Entrou em cartaz na Netflix um pequeno grande filme sobre como os homens de bem podem se corromper, especialmente sob certas circunstâncias. No caso de O Destino de Haffmann (Adieu Monsieur Haffmann, 2021), é a ocupação nazista em Paris durante a Segunda Guerra Mundial. Mas poderia ser uma pandemia, uma catástrofe natural, um ambiente de polarização política ou até um experimento de sobrevivência, como aquele que desanda no canadense O Declínio (2020).
Ainda que não seja curto (tem uma hora e 55 minutos de duração), digo que O Destino de Haffmann é um pequeno grande filme porque não apareceu no circuito de premiações, não tem mais do que cinco ou seis atores com falas e se passa quase todo dentro do mesmo cenário — ou pelo menos dentro da mesma casa.

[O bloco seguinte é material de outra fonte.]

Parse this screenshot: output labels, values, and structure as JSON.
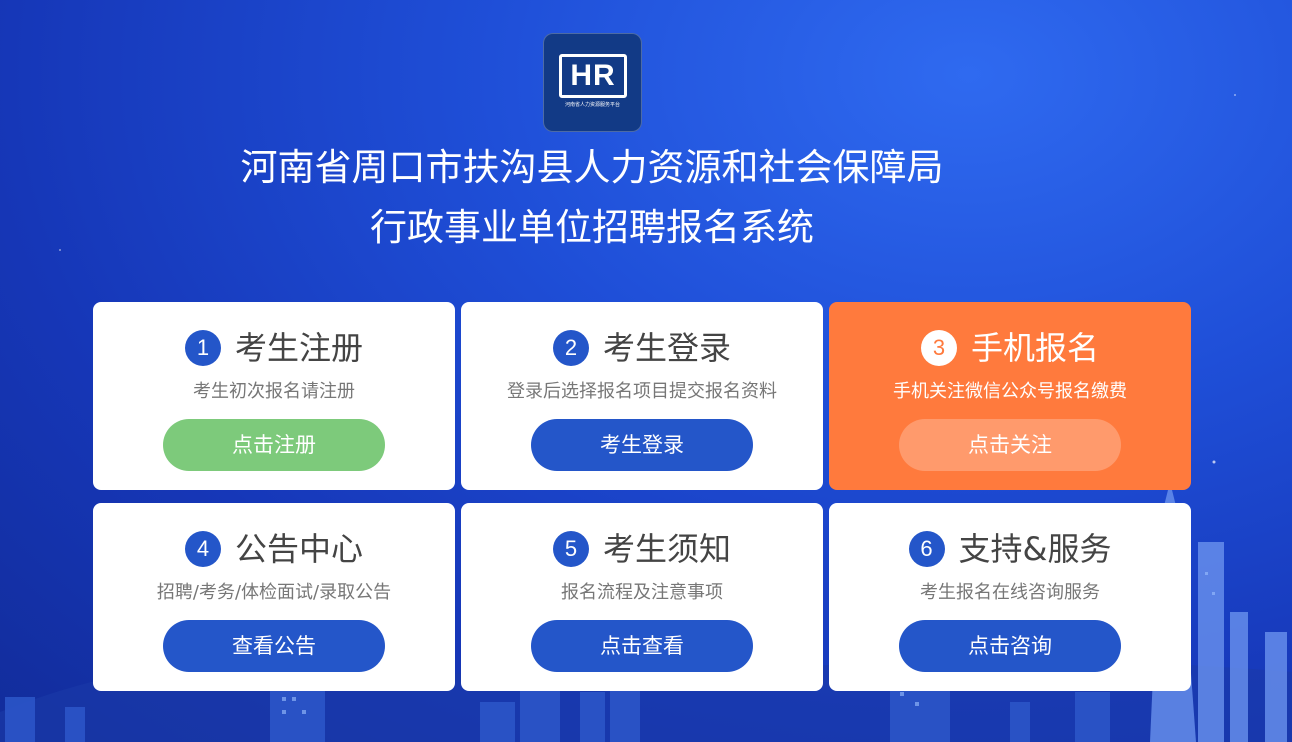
{
  "logo": {
    "mark": "HR",
    "subtitle": "河南省人力资源服务平台"
  },
  "header": {
    "title_line1": "河南省周口市扶沟县人力资源和社会保障局",
    "title_line2": "行政事业单位招聘报名系统"
  },
  "cards": [
    {
      "number": "1",
      "title": "考生注册",
      "desc": "考生初次报名请注册",
      "button": "点击注册"
    },
    {
      "number": "2",
      "title": "考生登录",
      "desc": "登录后选择报名项目提交报名资料",
      "button": "考生登录"
    },
    {
      "number": "3",
      "title": "手机报名",
      "desc": "手机关注微信公众号报名缴费",
      "button": "点击关注"
    },
    {
      "number": "4",
      "title": "公告中心",
      "desc": "招聘/考务/体检面试/录取公告",
      "button": "查看公告"
    },
    {
      "number": "5",
      "title": "考生须知",
      "desc": "报名流程及注意事项",
      "button": "点击查看"
    },
    {
      "number": "6",
      "title": "支持&服务",
      "desc": "考生报名在线咨询服务",
      "button": "点击咨询"
    }
  ],
  "colors": {
    "primary_blue": "#2456c9",
    "register_green": "#7dca7b",
    "highlight_orange": "#ff7a3d",
    "orange_button": "#ff9a6c"
  }
}
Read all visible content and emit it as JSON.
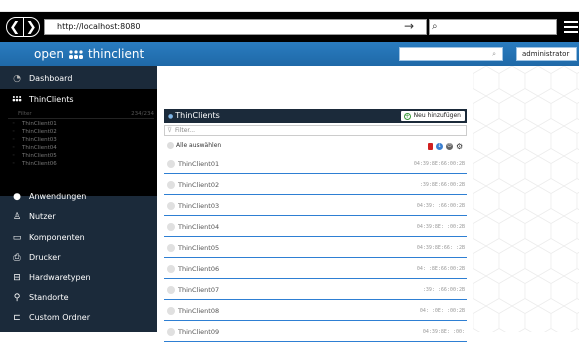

Apresentado no RS na 13ª edição do Festival Varilux de Cinema Francês, no ano passado, o filme foi dirigido por Fred Cavayé, que tem no currículo o policial À Queima-Roupa (2010) e as comédias Um Amável Pão-Duro (2016) e Nada a Esconder (2018), a versão francesa do italiano Perfeitos Desconhecidos (2016). Em O Destino de Haffmann, que é baseado em uma peça de Jean-Philippe Daguerre, ele muda completamente de território.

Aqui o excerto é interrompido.